Sentiment was at its flood just then, and he spoke
a few words under his breath. “‘Tis thicky
auld Muscovy duck, roostin’ on his li’l
island; poor lone devil wi’ never a mate to fight
for nor friend to swim along with. Worse case
than mine, come to think on it!” Then an emotion,
rare enough with him, vanished, and he sniffed the
night air and felt his heart beat high at thoughts
of what lay ahead.
Will returned home, made fast the
outer door, took off his boots, and went softly up
a creaking stair. Loud and steady music came from
the room where John Grimbal lay, and Blanchard smiled
when he heard it. “’Tis the snore
of a happy man with money in his purse,” he thought.

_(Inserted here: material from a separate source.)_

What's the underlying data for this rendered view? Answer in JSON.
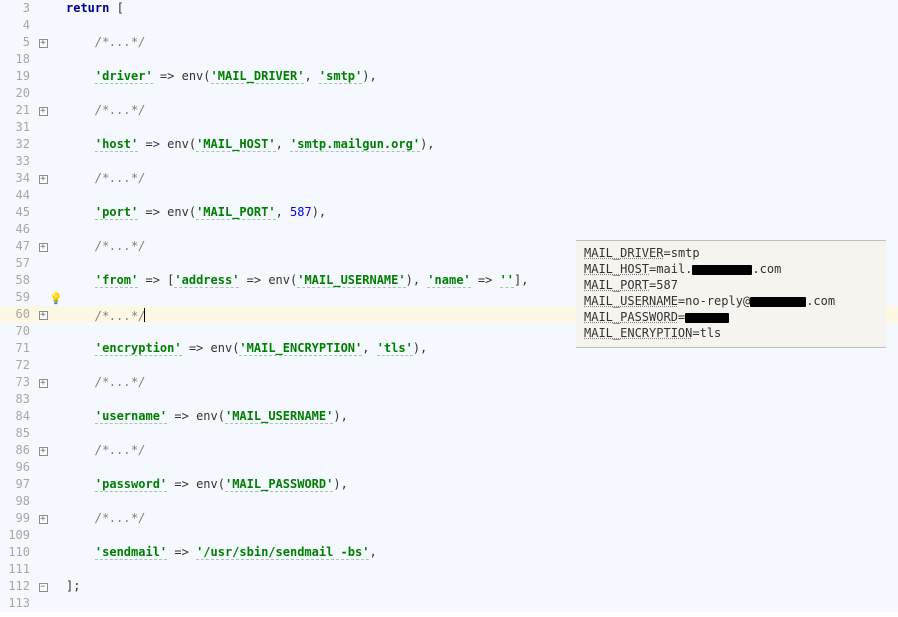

Then he stood by his mother’s door, which she
always kept ajar at night, and peeped in upon her.
Damaris Blanchard slumbered with one arm on the coverlet,
the other behind her head. She was a handsome
woman still, and looked younger than her eight-and-forty
years in the soft ambient light. “Muneshine
do make dear mother so purty as a queen,” said
Will to himself. And he would never wish her
“good-by,” perhaps never see her again.
He hastened with light, impulsive step into the room,
thinking just to kiss the hand on the bed, but his
mother stirred instantly and cried, “Who’s
theer?” with sleepy voice. Then she sat
up and listened a fair, grey-eyed woman
in an old-fashioned night-cap. Her son had vanished
before her eyes were opened, and now she turned and
yawned and slept again.
Will entered his own chamber near
at hand, doffed for ever the velveteen uniform of
water-keeper, and brought from a drawer an old suit
of corduroy. Next he counted his slight store
of money, set his ‘alarum’ for four o’clock,
and, fifteen minutes later, was in bed and asleep,
the time then being a little after midnight.